A gestação é um período crucial de desenvolvimento da criança e cuidado da saúde da mulher, sendo um dos objetivos de desenvolvimento sustentável (ODS 3) da ONU a redução da mortalidade materna e infantil.
Em 2017, estimou-se que 22,2% das crianças do mundo menores de 5 anos apresentavam atraso no desenvolvimento, população concentrada principalmente em países asiáticos (55%) e africanos (39%).
Aproximadamente 800 milhões de mulheres e crianças têm anemia, uma condição estimada como causa de quase 9% da carga global de anos vividos com deficiência. Cerca de metade dos casos poderiam ser evitados com suplementação de ferro e outras estratégias nutricionais.
Comumente a deficiência de ferro é mais prevalente em gestantes, por sofrerem perda do mineral ao longo da idade reprodutiva através do sangue menstrual, assim como o aumento da necessidade desse micronutriente durante o período gestacional.
Além da anemia, o nanismo infantil continua a ser um problema de saúde pública mundial, que se inicia na gestação com o baixo crescimento intrauterino, podendo gerar diversas consequências negativas no crescimento físico e neurodesenvolvimento das crianças. Os principais efeitos são: infecções frequentes, prejuízos sensoriais, motores, cognitivos, de linguagem, socioemocionais, culturais e comportamentais.
Outra questão de saúde pública grave que envolve o grupo materno infantil são os defeitos do tubo neural, que são malformações que ocorrem na fase inicial do desenvolvimento fetal, levando à anencefalia e espinha bífida. Até o momento, a deficiência de ácido fólico é o maior fator de risco identificado.
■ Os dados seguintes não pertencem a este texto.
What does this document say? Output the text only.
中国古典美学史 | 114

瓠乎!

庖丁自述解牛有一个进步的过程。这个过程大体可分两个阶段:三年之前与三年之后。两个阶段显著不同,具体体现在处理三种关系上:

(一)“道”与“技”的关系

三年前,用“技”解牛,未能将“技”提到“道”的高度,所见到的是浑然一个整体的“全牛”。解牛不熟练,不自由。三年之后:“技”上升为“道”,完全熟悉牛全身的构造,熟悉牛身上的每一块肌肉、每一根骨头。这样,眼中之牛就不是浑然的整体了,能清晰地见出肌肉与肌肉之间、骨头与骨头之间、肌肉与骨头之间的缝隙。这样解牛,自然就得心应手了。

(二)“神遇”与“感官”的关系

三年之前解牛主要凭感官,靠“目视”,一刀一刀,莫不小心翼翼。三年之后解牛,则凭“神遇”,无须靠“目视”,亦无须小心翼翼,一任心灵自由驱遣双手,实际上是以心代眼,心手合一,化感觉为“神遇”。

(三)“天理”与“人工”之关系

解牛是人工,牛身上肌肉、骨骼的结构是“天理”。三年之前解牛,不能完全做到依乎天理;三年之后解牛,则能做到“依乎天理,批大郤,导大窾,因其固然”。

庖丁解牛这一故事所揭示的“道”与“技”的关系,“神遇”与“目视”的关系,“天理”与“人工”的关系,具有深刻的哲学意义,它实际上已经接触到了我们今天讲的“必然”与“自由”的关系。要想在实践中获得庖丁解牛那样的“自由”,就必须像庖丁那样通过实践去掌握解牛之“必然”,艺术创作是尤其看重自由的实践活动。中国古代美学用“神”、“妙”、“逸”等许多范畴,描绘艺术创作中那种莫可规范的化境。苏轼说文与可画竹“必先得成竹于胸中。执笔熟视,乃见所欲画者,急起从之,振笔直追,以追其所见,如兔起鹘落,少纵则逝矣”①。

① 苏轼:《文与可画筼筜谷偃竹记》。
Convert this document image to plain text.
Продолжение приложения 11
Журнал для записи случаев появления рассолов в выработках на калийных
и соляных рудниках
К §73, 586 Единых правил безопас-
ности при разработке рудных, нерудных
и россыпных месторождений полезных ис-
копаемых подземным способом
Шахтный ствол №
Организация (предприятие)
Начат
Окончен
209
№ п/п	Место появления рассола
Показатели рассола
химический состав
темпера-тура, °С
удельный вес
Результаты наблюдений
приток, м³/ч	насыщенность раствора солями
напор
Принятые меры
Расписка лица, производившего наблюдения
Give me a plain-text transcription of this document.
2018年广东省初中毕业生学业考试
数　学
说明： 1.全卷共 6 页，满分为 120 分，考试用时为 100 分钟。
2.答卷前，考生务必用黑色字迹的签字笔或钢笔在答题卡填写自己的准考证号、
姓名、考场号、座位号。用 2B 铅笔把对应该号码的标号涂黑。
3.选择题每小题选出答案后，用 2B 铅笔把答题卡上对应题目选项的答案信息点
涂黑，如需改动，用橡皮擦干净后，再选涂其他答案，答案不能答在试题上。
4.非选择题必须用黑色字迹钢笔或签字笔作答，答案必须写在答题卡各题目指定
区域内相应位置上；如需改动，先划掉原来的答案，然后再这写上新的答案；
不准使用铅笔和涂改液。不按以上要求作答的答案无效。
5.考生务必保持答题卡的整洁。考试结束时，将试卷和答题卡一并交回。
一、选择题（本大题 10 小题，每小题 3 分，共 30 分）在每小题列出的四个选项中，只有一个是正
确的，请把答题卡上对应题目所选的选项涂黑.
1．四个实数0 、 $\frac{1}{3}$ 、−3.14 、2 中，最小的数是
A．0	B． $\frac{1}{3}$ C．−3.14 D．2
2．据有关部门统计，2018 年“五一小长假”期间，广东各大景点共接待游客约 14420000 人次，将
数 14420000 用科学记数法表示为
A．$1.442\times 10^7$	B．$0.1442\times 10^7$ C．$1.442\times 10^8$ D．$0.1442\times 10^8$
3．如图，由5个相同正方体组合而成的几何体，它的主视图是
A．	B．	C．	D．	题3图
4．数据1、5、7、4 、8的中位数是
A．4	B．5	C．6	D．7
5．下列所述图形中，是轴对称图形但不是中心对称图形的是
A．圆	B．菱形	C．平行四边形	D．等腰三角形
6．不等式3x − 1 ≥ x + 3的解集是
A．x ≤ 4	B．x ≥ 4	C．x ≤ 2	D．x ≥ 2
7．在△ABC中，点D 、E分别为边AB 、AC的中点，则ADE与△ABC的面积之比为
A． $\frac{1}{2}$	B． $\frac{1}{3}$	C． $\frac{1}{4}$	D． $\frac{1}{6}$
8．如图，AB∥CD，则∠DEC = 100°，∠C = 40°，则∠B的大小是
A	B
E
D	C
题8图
Ao redor do mundo diversas estratégias são utilizadas para mitigar os riscos nutricionais à saúde da população materno infantil. O milho é um dos cereais mais consumidos e é cultivado na maior parte do globo. Vários países fortificaram a farinha de milho e outros alimentos derivados do milho com ferro e outras vitaminas e minerais para combater a anemia e a deficiência de ferro. Arroz e bebidas não lácteas também foram usadas como modelo de fortificação de nutrientes. Alguns estudos científicos relatam que é incerto se a fortificação de farinha de milho com ferro e outras vitaminas e minerais reduz o risco de anemia ou melhora a concentração de hemoglobina na população.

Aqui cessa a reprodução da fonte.